Learning Stochastic Nonlinear Dynamics with Embedded Latent Transfer Operators

TL;DR

This paper introduces a spectral operator-based approach to model and analyze stochastic nonlinear dynamical systems using latent embeddings in reproducing kernel Hilbert spaces, enabling improved state estimation and mode decomposition.

Contribution

It develops a novel spectral method for learning operator-based latent representations of stochastic nonlinear dynamics, integrating neural network embeddings and extending Kalman filtering.

Findings

Effective in modeling synthetic and real-world data

Improves sequential state-estimation in nonlinear systems

Enhances eigen-mode decomposition of dynamics

Abstract

We consider an operator-based latent Markov representation of a stochastic nonlinear dynamical system, where the stochastic evolution of the latent state embedded in a reproducing kernel Hilbert space is described with the corresponding transfer operator, and develop a spectral method to learn this representation based on the theory of stochastic realization.
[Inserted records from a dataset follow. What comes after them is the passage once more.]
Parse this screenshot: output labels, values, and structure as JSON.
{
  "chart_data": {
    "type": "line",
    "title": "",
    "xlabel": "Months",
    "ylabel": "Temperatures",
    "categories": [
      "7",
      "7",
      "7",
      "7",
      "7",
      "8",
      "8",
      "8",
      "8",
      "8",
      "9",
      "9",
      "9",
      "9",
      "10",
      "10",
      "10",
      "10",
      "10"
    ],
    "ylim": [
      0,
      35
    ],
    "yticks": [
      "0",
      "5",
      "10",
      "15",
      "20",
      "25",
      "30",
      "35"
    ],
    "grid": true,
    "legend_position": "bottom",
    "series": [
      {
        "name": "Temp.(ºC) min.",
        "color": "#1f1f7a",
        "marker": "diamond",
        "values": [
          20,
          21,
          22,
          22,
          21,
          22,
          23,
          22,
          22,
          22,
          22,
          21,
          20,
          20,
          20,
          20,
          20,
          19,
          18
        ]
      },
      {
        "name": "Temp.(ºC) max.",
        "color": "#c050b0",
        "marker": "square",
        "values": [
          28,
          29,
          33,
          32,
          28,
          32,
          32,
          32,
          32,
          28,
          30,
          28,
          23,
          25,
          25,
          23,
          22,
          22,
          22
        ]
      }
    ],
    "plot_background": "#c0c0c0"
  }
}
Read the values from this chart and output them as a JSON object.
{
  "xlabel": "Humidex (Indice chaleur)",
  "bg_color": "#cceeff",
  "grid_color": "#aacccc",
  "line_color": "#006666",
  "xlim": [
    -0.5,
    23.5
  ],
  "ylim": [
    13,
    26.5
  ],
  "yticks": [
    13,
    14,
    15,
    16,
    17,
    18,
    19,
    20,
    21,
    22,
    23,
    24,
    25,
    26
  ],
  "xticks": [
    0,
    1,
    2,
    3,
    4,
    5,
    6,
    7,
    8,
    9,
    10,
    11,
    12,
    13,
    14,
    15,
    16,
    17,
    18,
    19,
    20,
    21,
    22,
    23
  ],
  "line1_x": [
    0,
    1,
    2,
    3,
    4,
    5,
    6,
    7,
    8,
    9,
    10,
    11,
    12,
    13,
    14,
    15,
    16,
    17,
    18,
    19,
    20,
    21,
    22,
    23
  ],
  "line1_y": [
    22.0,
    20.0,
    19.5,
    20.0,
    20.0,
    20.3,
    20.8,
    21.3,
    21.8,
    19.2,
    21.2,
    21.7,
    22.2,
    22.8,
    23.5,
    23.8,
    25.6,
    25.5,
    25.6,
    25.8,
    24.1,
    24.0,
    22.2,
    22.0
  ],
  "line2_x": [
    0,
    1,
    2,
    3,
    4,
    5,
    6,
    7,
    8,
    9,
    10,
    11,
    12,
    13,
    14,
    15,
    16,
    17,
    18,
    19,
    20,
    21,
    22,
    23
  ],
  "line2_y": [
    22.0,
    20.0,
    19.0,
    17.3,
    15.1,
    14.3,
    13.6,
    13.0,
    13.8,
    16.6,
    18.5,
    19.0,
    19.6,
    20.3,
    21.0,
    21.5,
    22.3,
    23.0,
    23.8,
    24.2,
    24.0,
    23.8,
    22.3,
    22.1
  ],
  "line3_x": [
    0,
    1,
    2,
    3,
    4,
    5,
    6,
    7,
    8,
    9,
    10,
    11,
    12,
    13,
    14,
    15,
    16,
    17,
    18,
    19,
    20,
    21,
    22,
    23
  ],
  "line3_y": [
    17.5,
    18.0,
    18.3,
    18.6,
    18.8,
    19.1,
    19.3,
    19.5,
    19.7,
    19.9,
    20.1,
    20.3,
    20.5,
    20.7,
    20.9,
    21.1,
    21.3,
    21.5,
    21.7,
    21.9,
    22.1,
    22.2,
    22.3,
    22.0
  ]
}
The embedding may be learned simultaneously using reproducing kernels, for example, constructed with feed-forward neural networks. We also address the generalization of sequential state-estimation (Kalman filtering) in stochastic nonlinear systems, and of operator-based eigen-mode decomposition of dynamics, for the representation. Several examples with synthetic and real-world data are shown to illustrate the empirical characteristics of our methods, and to investigate the performance of our model in sequential state-estimation and mode decomposition.